The change comes six weeks after DoD raised concerns about Vulcan’s readiness to fly national security missions after a series of delays and called for an independent review team to investigate how to speed up ULA’s launch tempo.
However, Sierra Space’s Dream Chaser—which was expected to fly for the first time on the Vulcan launch—will remain behind after the company informed ULA it would not be able to make the launch date. Instead Vulcan’s payload will be an inert mass simulator and instruments to run tests on the rocket’s capabilities in orbit.
What’s the hold up: Challenges in ULA’s supply chain have previously caused delays in Vulcan’s launch schedule.
Jeff Bezos’ Blue Origin had some trouble developing and delivering the large methane rocket engines used to power Vulcan. Unfortunately, rocket engines aren’t yet available for Prime one-day delivery.

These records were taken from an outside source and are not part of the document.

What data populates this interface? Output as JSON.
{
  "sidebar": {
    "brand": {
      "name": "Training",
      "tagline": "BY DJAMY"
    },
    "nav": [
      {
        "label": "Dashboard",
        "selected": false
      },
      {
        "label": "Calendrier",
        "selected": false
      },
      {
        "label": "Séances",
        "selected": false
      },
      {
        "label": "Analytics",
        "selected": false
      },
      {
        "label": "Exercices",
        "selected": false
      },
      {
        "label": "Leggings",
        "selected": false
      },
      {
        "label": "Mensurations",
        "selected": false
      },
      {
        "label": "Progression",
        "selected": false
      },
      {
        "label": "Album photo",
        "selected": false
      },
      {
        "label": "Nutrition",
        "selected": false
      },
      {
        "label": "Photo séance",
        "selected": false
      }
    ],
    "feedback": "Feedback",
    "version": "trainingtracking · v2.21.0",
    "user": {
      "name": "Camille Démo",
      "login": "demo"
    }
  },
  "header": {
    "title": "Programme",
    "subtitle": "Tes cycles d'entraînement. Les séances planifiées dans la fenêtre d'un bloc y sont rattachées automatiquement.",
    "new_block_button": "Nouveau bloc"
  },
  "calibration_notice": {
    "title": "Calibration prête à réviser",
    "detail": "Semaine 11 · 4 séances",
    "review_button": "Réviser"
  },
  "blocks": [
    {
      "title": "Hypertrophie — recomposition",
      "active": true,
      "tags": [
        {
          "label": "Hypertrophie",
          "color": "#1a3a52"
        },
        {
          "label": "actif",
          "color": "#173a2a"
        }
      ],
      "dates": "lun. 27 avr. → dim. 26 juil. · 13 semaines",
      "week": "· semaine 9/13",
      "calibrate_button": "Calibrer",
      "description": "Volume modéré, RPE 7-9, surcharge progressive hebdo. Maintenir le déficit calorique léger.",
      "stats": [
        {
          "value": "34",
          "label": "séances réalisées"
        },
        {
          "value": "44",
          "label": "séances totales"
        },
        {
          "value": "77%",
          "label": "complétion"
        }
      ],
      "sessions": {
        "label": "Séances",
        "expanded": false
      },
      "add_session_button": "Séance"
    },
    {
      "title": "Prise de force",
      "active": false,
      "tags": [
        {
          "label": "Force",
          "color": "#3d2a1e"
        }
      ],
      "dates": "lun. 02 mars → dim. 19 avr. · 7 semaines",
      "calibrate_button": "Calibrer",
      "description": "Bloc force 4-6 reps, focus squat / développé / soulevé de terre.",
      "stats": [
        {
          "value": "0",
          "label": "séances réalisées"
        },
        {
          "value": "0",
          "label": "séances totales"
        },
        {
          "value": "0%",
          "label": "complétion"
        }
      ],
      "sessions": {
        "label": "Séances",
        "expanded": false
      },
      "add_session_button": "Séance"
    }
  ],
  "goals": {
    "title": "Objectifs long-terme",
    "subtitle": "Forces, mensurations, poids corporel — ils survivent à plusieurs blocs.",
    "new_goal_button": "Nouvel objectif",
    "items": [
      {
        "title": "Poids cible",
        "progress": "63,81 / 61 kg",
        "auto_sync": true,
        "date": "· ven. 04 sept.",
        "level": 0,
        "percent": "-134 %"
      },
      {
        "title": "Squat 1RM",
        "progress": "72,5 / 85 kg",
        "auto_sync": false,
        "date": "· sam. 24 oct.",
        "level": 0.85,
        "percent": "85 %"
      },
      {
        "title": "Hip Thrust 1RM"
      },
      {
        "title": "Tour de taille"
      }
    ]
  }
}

ULA CEO Troy Bruno told reporters at a media roundtable the root causes of these delays are being addressed, however. The company is actively building up its rocket reserves and infrastructure to support an increased launch cadence in the second half of 2024 and into next year.
“I have a great deal more confidence in Blue [Origin]’s ability to meet our needs than we would have been concerned about many months or a year ago. As I said, I have all the engines required for the 2024 manifest,” Bruno said.
A busy year ahead: So far this year, ULA has launched three times: the Vulcan Cert-1 flight in January, the final Delta IV Heavy launch in April, and the crewed Atlas V Starliner mission to the ISS this month.
ULA has five more launches scheduled before the year is through, and Bruno is confident there won’t be any delays on ULA’s end. These launches include two government Atlas V missions, the Vulcan Cert-2 flight, and—assuming ULA gets the OK from Space Force—two more Vulcan missions carrying national security payloads.
“I’ll have the rockets, all I need are the satellites and I should be able to fly them,” Bruno said.